The diminutive Lorre pads around the island on crepe soled shoes, wearing a boxy lounge suit and a pith helmet. He never stops smoking, and the resentful lighting of his cigarette by underlings is a recurring motif of the power he wields, and the hatred he inspires. He alternates between sudden, hysterical rage and a kind of somnolence, as if he is exhausted with his own evil. There's a telling little scene where he gets in a temper and shoots his housekeeper's monkey (not a euphemism, an actual monkey). Fury spent, his heavily lidded eyes close in ineffable weariness. He has a beautiful wife, who absolutely detests him, so he sits and listens to her play the piano and smokes and smokes and smokes.

A dedicated undercover agent (who apparently spends two years of his life in a state prison to maintain his cover) is on Lorre's tail and soon infiltrates Lorre's operation - and his wife. Interestingly, Lorre knows all about the agent and, in fact, has actively sought him out - in order, perhaps, to facilitate his own downfall.

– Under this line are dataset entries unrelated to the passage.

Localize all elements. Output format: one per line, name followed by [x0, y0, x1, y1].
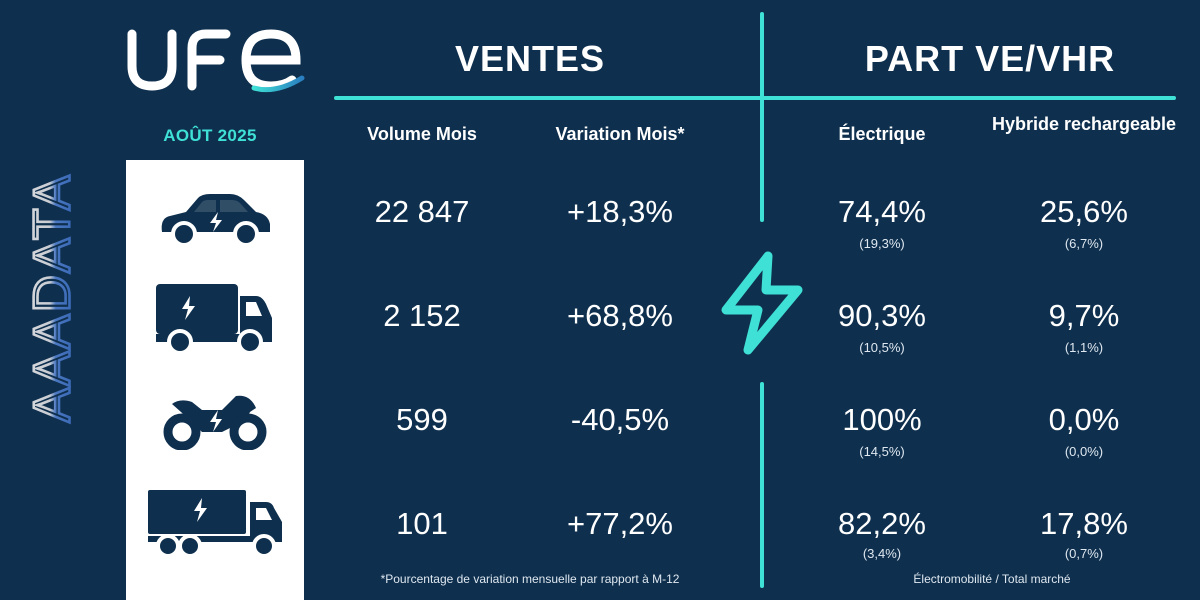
electric-market-share: (10,5%) [859, 340, 905, 355]
share-section-title: PART VE/VHR [864, 38, 1116, 79]
van-icon [156, 284, 272, 355]
hybrid-share-value: 25,6% [1040, 194, 1128, 229]
share-footnote: Électromobilité / Total marché [913, 572, 1071, 586]
electric-share-value: 82,2% [838, 506, 926, 541]
variation-value: +77,2% [566, 506, 673, 541]
car-icon [161, 194, 270, 246]
motorcycle-icon [163, 395, 267, 450]
electric-market-share: (14,5%) [859, 444, 905, 459]
variation-footnote: *Pourcentage de variation mensuelle par … [380, 572, 680, 586]
sales-section-title: VENTES [454, 38, 606, 79]
aaadata-logo: AAADATA [28, 172, 83, 424]
hybrid-column-header: Hybride rechargeable [991, 114, 1177, 134]
variation-value: -40,5% [570, 402, 670, 437]
vehicle-icon-panel [126, 160, 304, 600]
volume-value: 599 [396, 402, 448, 437]
electric-market-share: (3,4%) [862, 546, 902, 561]
horizontal-divider [334, 96, 1176, 100]
variation-value: +68,8% [566, 298, 673, 333]
hybrid-share-value: 9,7% [1048, 298, 1120, 333]
hybrid-market-share: (1,1%) [1064, 340, 1104, 355]
electric-market-share: (19,3%) [859, 236, 905, 251]
electric-share-value: 74,4% [838, 194, 926, 229]
hybrid-market-share: (0,0%) [1064, 444, 1104, 459]
volume-value: 22 847 [374, 194, 470, 229]
variation-value: +18,3% [566, 194, 673, 229]
hybrid-share-value: 17,8% [1040, 506, 1128, 541]
volume-value: 2 152 [383, 298, 461, 333]
volume-column-header: Volume Mois [367, 124, 477, 144]
svg-text:AAADATA: AAADATA [28, 173, 82, 422]
hybrid-market-share: (6,7%) [1064, 236, 1104, 251]
vertical-divider-bottom [760, 382, 764, 588]
hybrid-market-share: (0,7%) [1064, 546, 1104, 561]
electric-share-value: 100% [842, 402, 922, 437]
lightning-bolt-icon [721, 251, 803, 355]
ufe-logo [127, 29, 305, 93]
electric-column-header: Électrique [838, 124, 926, 144]
period-label: AOÛT 2025 [163, 126, 257, 145]
hybrid-share-value: 0,0% [1048, 402, 1120, 437]
electric-share-value: 90,3% [838, 298, 926, 333]
volume-value: 101 [396, 506, 448, 541]
vertical-divider-top [760, 12, 764, 222]
truck-icon [148, 490, 282, 558]
variation-column-header: Variation Mois* [555, 124, 685, 144]
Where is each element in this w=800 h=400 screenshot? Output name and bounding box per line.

An undemanding but satisfying film, this is an ideal choice if you like corporal punishment as there are literally lashings of lashings, or if you like to watch people being shot or stabbed in the back, because there's a fair bit of that too. It's undeniably all about Lorre's character, though, and, when he dies, stabbed by his monkey grieving housekeeper, you almost feel sorry for him - but not quite, he's a creepy little bastard and a rotten Boss.